Jeb's DogBlog - Canine Comfort

Chapter 5

December 20, 2012

You know, one of the problems with being a dog in a newsroom is that I'm empathetic and pick up on lots of emotions. Well, as you might imagine, this has been a very difficult week following the school shooting in Newtown.  Most of my colleagues have kids and they feel the pain and sorrow of the parents in Newtown.  Anyone who tells you news people are cold and unfeeling and cynical have NOT met my coworkers.

Because we dogs are so empathic, we make good counselors when people are hurting. I've been doing my best to cheer up my newsroom friends and I was not surprised to see that a random herd of Golden Retrievers was helping the folks of Newtown. Go, Goldens!
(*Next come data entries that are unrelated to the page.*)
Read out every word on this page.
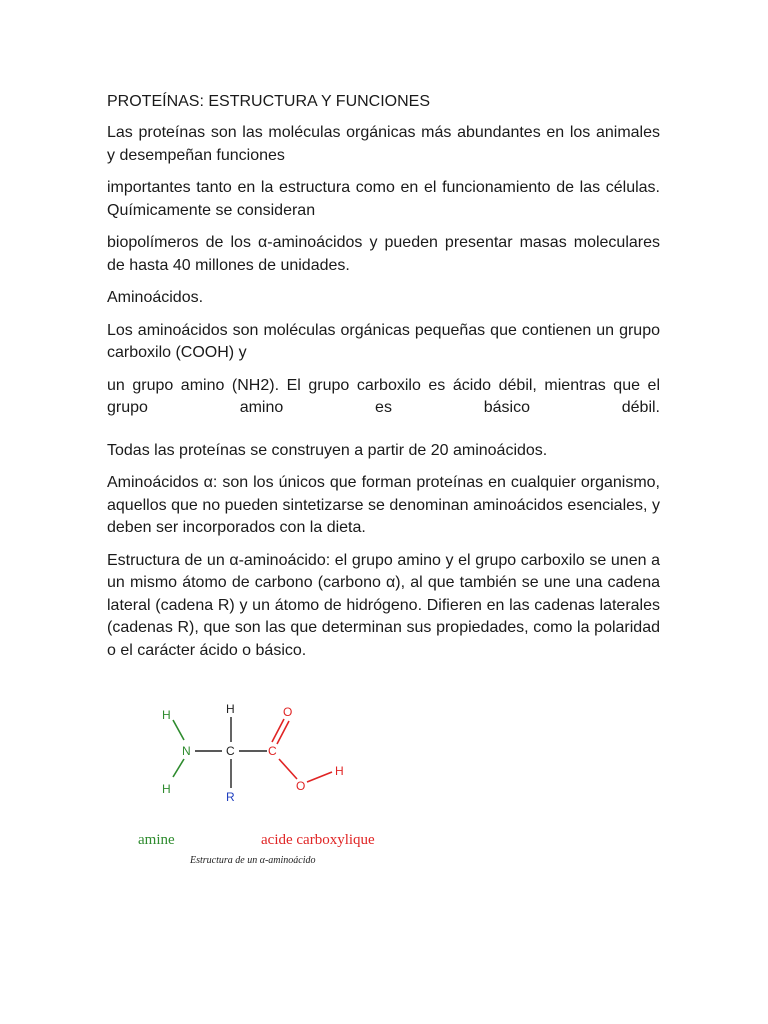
PROTEÍNAS: ESTRUCTURA Y FUNCIONES

Las proteínas son las moléculas orgánicas más abundantes en los animales y desempeñan funciones

importantes tanto en la estructura como en el funcionamiento de las células. Químicamente se consideran

biopolímeros de los α-aminoácidos y pueden presentar masas moleculares de hasta 40 millones de unidades.

Aminoácidos.

Los aminoácidos son moléculas orgánicas pequeñas que contienen un grupo carboxilo (COOH) y

un grupo amino (NH2). El grupo carboxilo es ácido débil, mientras que el grupo amino es básico débil.

Todas las proteínas se construyen a partir de 20 aminoácidos.

Aminoácidos α: son los únicos que forman proteínas en cualquier organismo, aquellos que no pueden sintetizarse se denominan aminoácidos esenciales, y deben ser incorporados con la dieta.

Estructura de un α-aminoácido: el grupo amino y el grupo carboxilo se unen a un mismo átomo de carbono (carbono α), al que también se une una cadena lateral (cadena R) y un átomo de hidrógeno. Difieren en las cadenas laterales (cadenas R), que son las que determinan sus propiedades, como la polaridad o el carácter ácido o básico.

H
N
H
H
C
R
C
O
O
H
amine	acide carboxylique
Estructura de un α-aminoácido
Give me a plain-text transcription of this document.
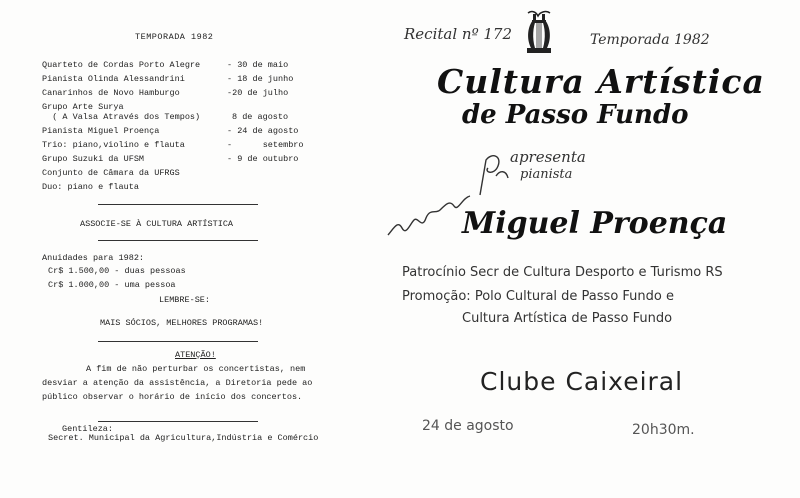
TEMPORADA 1982
Quarteto de Cordas Porto Alegre	- 30 de maio
Pianista Olinda Alessandrini	- 18 de junho
Canarinhos de Novo Hamburgo	-20 de julho
Grupo Arte Surya
( A Valsa Através dos Tempos)	8 de agosto
Pianista Miguel Proença	- 24 de agosto
Trio: piano,violino e flauta	-      setembro
Grupo Suzuki da UFSM	- 9 de outubro
Conjunto de Câmara da UFRGS
Duo: piano e flauta
ASSOCIE-SE À CULTURA ARTÍSTICA
Anuidades para 1982:
Cr$ 1.500,00 - duas pessoas
Cr$ 1.000,00 - uma pessoa
LEMBRE-SE:
MAIS SÓCIOS, MELHORES PROGRAMAS!
ATENÇÃO!
A fim de não perturbar os concertistas, nem desviar a atenção da assistência, a Diretoria pede ao público observar o horário de início dos concertos.
Gentileza:
Secret. Municipal da Agricultura,Indústria e Comércio
Recital nº 172	Temporada 1982
Cultura Artística
de Passo Fundo
apresenta
pianista
Miguel Proença
Patrocínio Secr de Cultura Desporto e Turismo RS
Promoção: Polo Cultural de Passo Fundo e
Cultura Artística de Passo Fundo
Clube Caixeiral
24 de agosto	20h30m.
Oh, I stand corrected. Marianne says these are special dogs and handlers from the K-9 Parish Comfort Dogs of Lutheran Church Charities. You can read more about these furry helpers at They have been featured in a bunch of news stories, which you can see here: I still say, Go Goldens!

It seems there are other organizations that provide crisis and disaster response dogs. My friend Vicki D'Amico, a Canine Companions puppy raiser in Georgia, sent out an email to the Canine Companions puppy raiser community.
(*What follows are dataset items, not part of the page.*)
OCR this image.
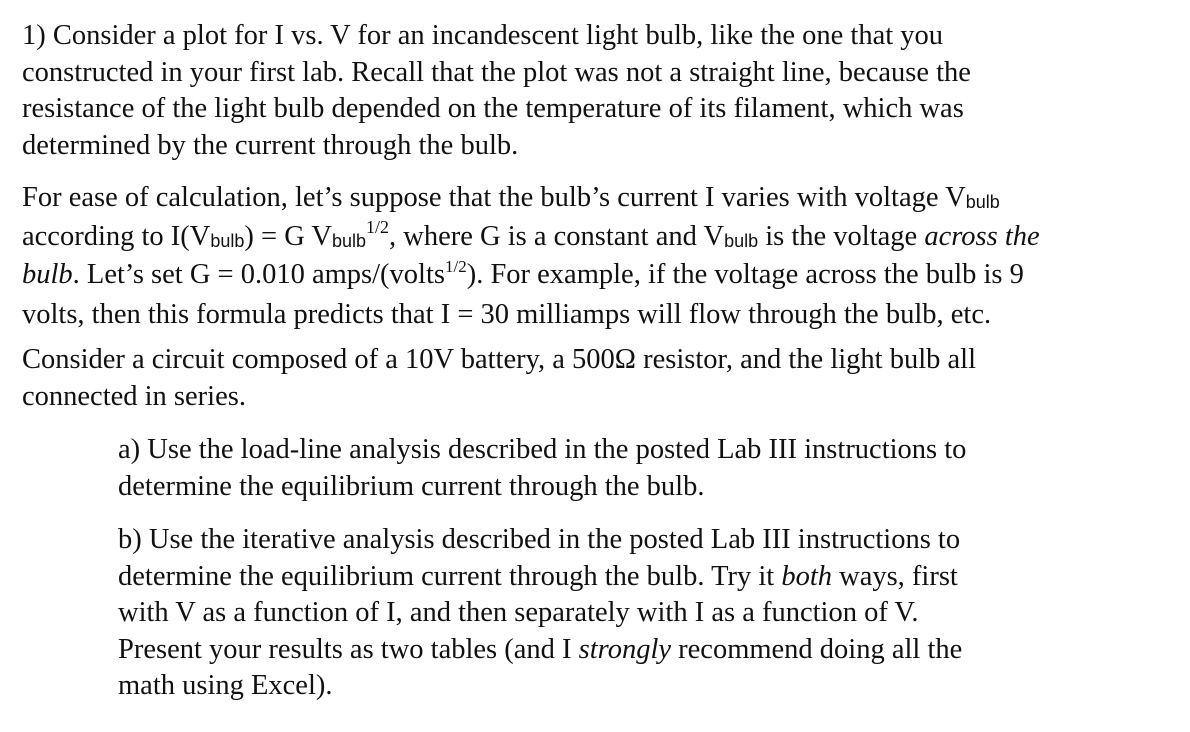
1) Consider a plot for I vs. V for an incandescent light bulb, like the one that you
constructed in your first lab. Recall that the plot was not a straight line, because the
resistance of the light bulb depended on the temperature of its filament, which was
determined by the current through the bulb.

For ease of calculation, let’s suppose that the bulb’s current I varies with voltage Vbulb
according to I(Vbulb) = G Vbulb$^{1/2}$, where G is a constant and Vbulb is the voltage across the
bulb. Let’s set G = 0.010 amps/(volts$^{1/2}$). For example, if the voltage across the bulb is 9
volts, then this formula predicts that I = 30 milliamps will flow through the bulb, etc.

Consider a circuit composed of a 10V battery, a 500Ω resistor, and the light bulb all
connected in series.

a) Use the load-line analysis described in the posted Lab III instructions to
determine the equilibrium current through the bulb.

b) Use the iterative analysis described in the posted Lab III instructions to
determine the equilibrium current through the bulb. Try it both ways, first
with V as a function of I, and then separately with I as a function of V.
Present your results as two tables (and I strongly recommend doing all the
math using Excel).
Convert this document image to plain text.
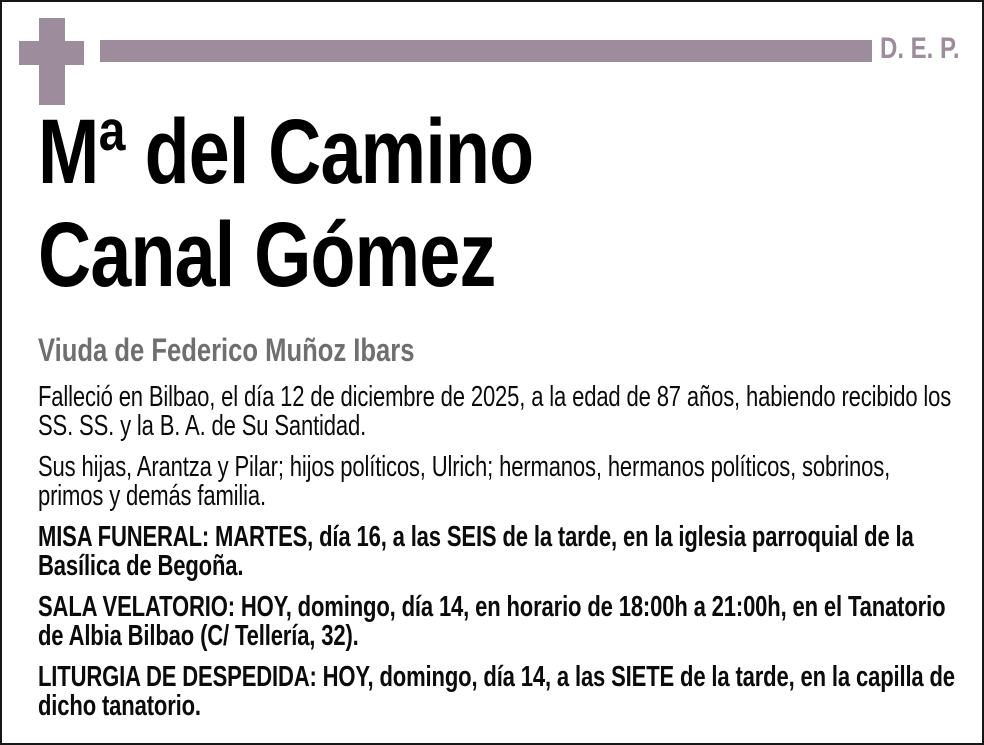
D. E. P.
Mª del Camino
Canal Gómez
Viuda de Federico Muñoz Ibars

Falleció en Bilbao, el día 12 de diciembre de 2025, a la edad de 87 años, habiendo recibido los SS. SS. y la B. A. de Su Santidad.

Sus hijas, Arantza y Pilar; hijos políticos, Ulrich; hermanos, hermanos políticos, sobrinos, primos y demás familia.

MISA FUNERAL: MARTES, día 16, a las SEIS de la tarde, en la iglesia parroquial de la Basílica de Begoña.

SALA VELATORIO: HOY, domingo, día 14, en horario de 18:00h a 21:00h, en el Tanatorio de Albia Bilbao (C/ Tellería, 32).

LITURGIA DE DESPEDIDA: HOY, domingo, día 14, a las SIETE de la tarde, en la capilla de dicho tanatorio.
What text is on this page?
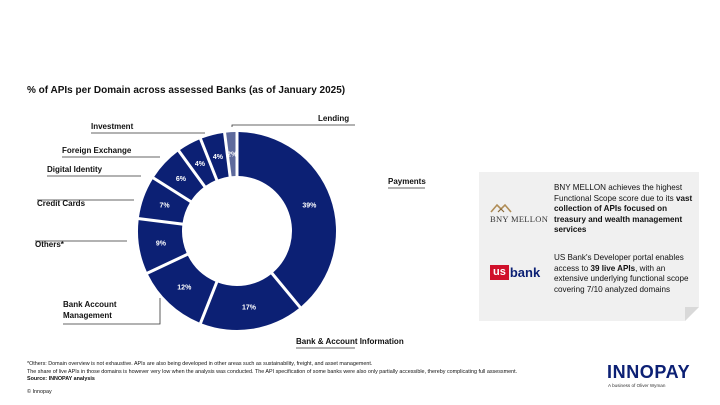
% of APIs per Domain across assessed Banks (as of January 2025)
39%
Payments
17%
Bank & Account Information
12%
Bank Account Management
9%
Others*
7%
Credit Cards
6%
Digital Identity
4%
Foreign Exchange
4%
Investment
2%
Lending
BNY MELLON
BNY MELLON achieves the highest Functional Scope score due to its vast collection of APIs focused on treasury and wealth management services
us bank
US Bank's Developer portal enables access to 39 live APIs, with an extensive underlying functional scope covering 7/10 analyzed domains
*Others: Domain overview is not exhaustive. APIs are also being developed in other areas such as sustainability, freight, and asset management.
The share of live APIs in those domains is however very low when the analysis was conducted. The API specification of some banks were also only partially accessible, thereby complicating full assessment.
Source: INNOPAY analysis
© Innopay
INNOPAY
A business of Oliver Wyman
Vicky wrote "While they are all certified therapy dogs, these K9 teams go through extensive training in disaster, emergency, and crisis response and receive any extra certification to do this type of work.  They are usually members of their local Community Emergency Response Teams (CERT) and State Emergency Management organization and FEMA.  The handlers may or may not be psychologists, but have undergone extensive and on-going training by these emergency organizations in disaster psychology (but are not intended to replace professional psychologists).   The groups do not self-deploy but must be invited in by an emergency response agency such as Red Cross or FEMA."
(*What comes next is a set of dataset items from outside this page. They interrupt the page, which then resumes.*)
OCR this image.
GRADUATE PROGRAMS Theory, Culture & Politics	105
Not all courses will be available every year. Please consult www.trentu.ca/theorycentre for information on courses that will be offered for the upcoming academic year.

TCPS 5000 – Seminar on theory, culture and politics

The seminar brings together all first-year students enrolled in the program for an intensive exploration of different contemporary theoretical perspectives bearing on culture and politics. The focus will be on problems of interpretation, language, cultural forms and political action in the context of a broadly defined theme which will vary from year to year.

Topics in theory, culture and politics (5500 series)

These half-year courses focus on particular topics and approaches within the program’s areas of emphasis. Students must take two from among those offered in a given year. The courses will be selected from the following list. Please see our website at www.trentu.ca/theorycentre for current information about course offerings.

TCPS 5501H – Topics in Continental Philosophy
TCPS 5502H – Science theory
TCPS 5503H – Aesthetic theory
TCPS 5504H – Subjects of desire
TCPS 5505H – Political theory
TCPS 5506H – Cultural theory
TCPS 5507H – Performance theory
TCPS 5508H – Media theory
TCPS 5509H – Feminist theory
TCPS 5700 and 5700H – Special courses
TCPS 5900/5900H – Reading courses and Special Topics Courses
Fascinating, no? Well, I thought so, and I wanted more information, especially when she said that she and her dog Gordon are a K-9 team with HOPE Animal-Assisted Crisis Response ( Gordon is a 12-year old Canine Companions Change of Career Dog, wouldn't you know.

JEB:  How did you and Gordon get into this type of work? 

VICKY:  During Hurricane Katrina, Atlanta was the first city to receive the evacuees from New Orleans and the first Red Cross shelter was just a few miles from my house.  I felt an overwhelming need to do something, to help out, so I just took my therapy dog (Gordon) down to the shelter to offer my assistance. I did not know at the time this was not the protocol and I needed to be invited by the Red Cross. However we were welcomed with open arms and I was amazed at how much they wanted and needed us there.  I meant to only spend an hour visiting and before I knew it, we’d been there for FOUR hours. 

JEB:  Wow. What was that like?

VICKY: We were literally swarmed when we got into the building and so many people just needed to share their stories; as they hugged Gordon they released their tears of sorrow and grief about having to leave their animals behind and not knowing if they’d ever see them again.  We also played with the small children who were stuck in the shelter and welcomed the distraction and affection of a dog.  After that experience I decided I wanted to get more involved with disaster and crisis work with my dog and after much research found HOPE AACR. 

JEB: Did you have to go through a lot of training? 

VICKY:  The training for HOPE AACR is extensive and on-going. The handler and canine have to pass a series of tests including a temperament test and a role playing scenario of a disaster call-out at a Red Cross shelter.  After passing these tests the handlers and dogs go through a three-day training program with more role playing scenarios and emergency/disaster psychology training. 

JEB: Jeez, that sounds like a lot of work.

VICKY:  Yes, and that's not all. We are required to attend continuing education courses through local and/or national emergency management organizations each year to keep up our skills!

JEB: How often do you and Gordon do this kind of work?

VICKY:  Well, it's not specific; it's based on the need after a disaster or emergency.  If we do have a call-out we are usually on site for two to three days. After that it becomes too stressful for the handlers and dogs. 

JEB:  I can only imagine. Have you been called out recently?

VICKY:  Yes, our Northeast Region teams have been assisting and visiting with residents in New York and New Jersey after Hurricane Sandy.  In September 2011 Gordon and I attended a 9/11 10th anniversary memorial service in Kennesaw, Georgia where we provided comfort and support to many who lost loved ones at the World Trade Centers.

Bravo! I say to Vicky and Gordon. Maybe if this CCI gig doesn't work out for me I could sign on as a Comfort Canine. Hmmmm.